Le nouveau plan d'action québécois en matière de commotions cérébrales manque de dents, selon les neurologues et neuropsychologues du Québec. Les deux associations de spécialistes de la santé déplorent le fait que des mesures concrètes, mais controversées du «rapport Ellemberg» aient été laissées de côté par le gouvernement du Québec.

«Nous saluons l'adoption du rapport. Mais pour nous, avant la prise en charge des commotions, le plus important est leur prévention, rappelle le Dr Patrick Cossette, porte-parole de l'Association des neurologues dans ce dossier. Or, au chapitre de la prévention, le nouveau plan d'action manque de recommandations spécifiques, ne va pas assez loin et est insuffisant.»

Le gouvernement avait créé un Groupe de travail indépendant en janvier 2014 sous l'égide de Dave Ellemberg, neuropsychologue. Son rapport a été remis en mars 2015. Le gouvernement s'en est inspiré pour rédiger son plan d'action, qui a été dévoilé lundi en même temps que le rapport.

Or, à la lecture des deux documents, on constate que deux recommandations très concrètes de M. Ellemberg n'ont pas été retenues dans le plan d'action: l'interdiction des mises en échec ou des plaquages chez les jeunes de moins de 14 ans, ainsi que celle des coups à la tête à la boxe chez les moins de 18 ans.

Ces deux recommandations ne figurent pas dans le rapport du ministère de l'Éducation, qui se contente de demander des «modifications requises aux règlements de sécurité», sans plus de détail.

«On est conscients que c'est complexe et que des forces en présence ne veulent pas ces changements spécifiques, explique le président de l'Association des neuropsychologues du Québec, Simon Charbonneau. Mais on pense vraiment que ce sont les éléments du rapport qui auraient eu le plus d'impact, le plus rapidement et à coût nul. Nous sommes déçus qu'ils n'aient pas été retenus.»

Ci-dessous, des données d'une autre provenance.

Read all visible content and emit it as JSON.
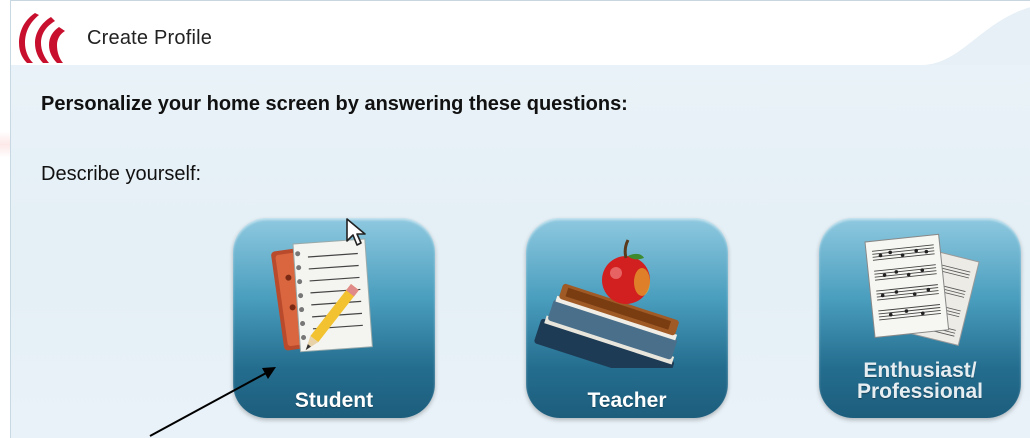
{
  "window": {
    "title": "Create Profile",
    "logo_icon": "cc-logo-icon"
  },
  "main": {
    "heading": "Personalize your home screen by answering these questions:",
    "prompt": "Describe yourself:",
    "options": [
      {
        "label": "Student",
        "icon": "notebook-pencil-icon"
      },
      {
        "label": "Teacher",
        "icon": "books-apple-icon"
      },
      {
        "label_line1": "Enthusiast/",
        "label_line2": "Professional",
        "icon": "sheet-music-icon"
      }
    ]
  },
  "colors": {
    "logo_red": "#c8102e",
    "tile_top": "#8fc9e0",
    "tile_bottom": "#1d5d7c",
    "background": "#e6f0f6"
  }
}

Concrètement, si le souhait des deux associations de spécialistes était réalisé, les coups à la tête seraient interdits à la boxe et dans les autres sports de combat avant 18 ans. «Pour nous, c'est insensé que des jeunes de 14 ans fassent de la boxe alors que le but du sport est d'entraîner une commotion cérébrale», fait valoir le M. Charbonneau.

Les mises en échec au hockey et les plaquages au football seraient aussi bannis avant l'âge de 14 ans. À l'heure actuelle, au Québec, la mise en échec est pratiquée au hockey dès l'âge de 13 ans dans les catégories bantam AA et AAA, ainsi que dans quelques ligues scolaires.

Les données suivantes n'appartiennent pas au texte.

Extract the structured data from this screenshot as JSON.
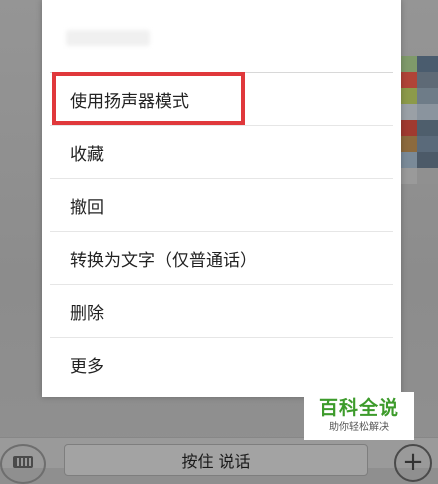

Le neuropsychologue Dave Ellemberg confirme que son groupe de travail avait recommandé ces deux mesures concrètes. «Et en effet, ces points-là ne sont pas dans le plan d'action du Ministère, dit-il. Ce que j'ai compris, c'est que le gouvernement désire impliquer les fédérations dans les décisions qui touchent particulièrement leur sport avant de prendre une décision.»

Il faudra donc voir dans les prochains mois si ces recommandations seront reprises par Québec, qui a créé une Table de concertation qui doit réunir tous les acteurs du sport amateur.

Si le Québec interdisait la mise en échec à 13 ans, il serait la première province à le faire au pays.

La province a d'ailleurs longtemps été la seule à interdire ce geste chez les joueurs de catégorie pee-wee (11 et 12 ans), jusqu'à ce que les autres provinces l'imitent il y a deux ans.

«Ces mesures nécessitent plus de consensus, notamment parce qu'on ne veut pas dénaturer les différents sports, explique Julie White, porte-parole du ministre de l'Éducation, François Blais. Le groupe de concertation va être mis sur pied et on imagine qu'il va se pencher sur ces mesures spécifiques.»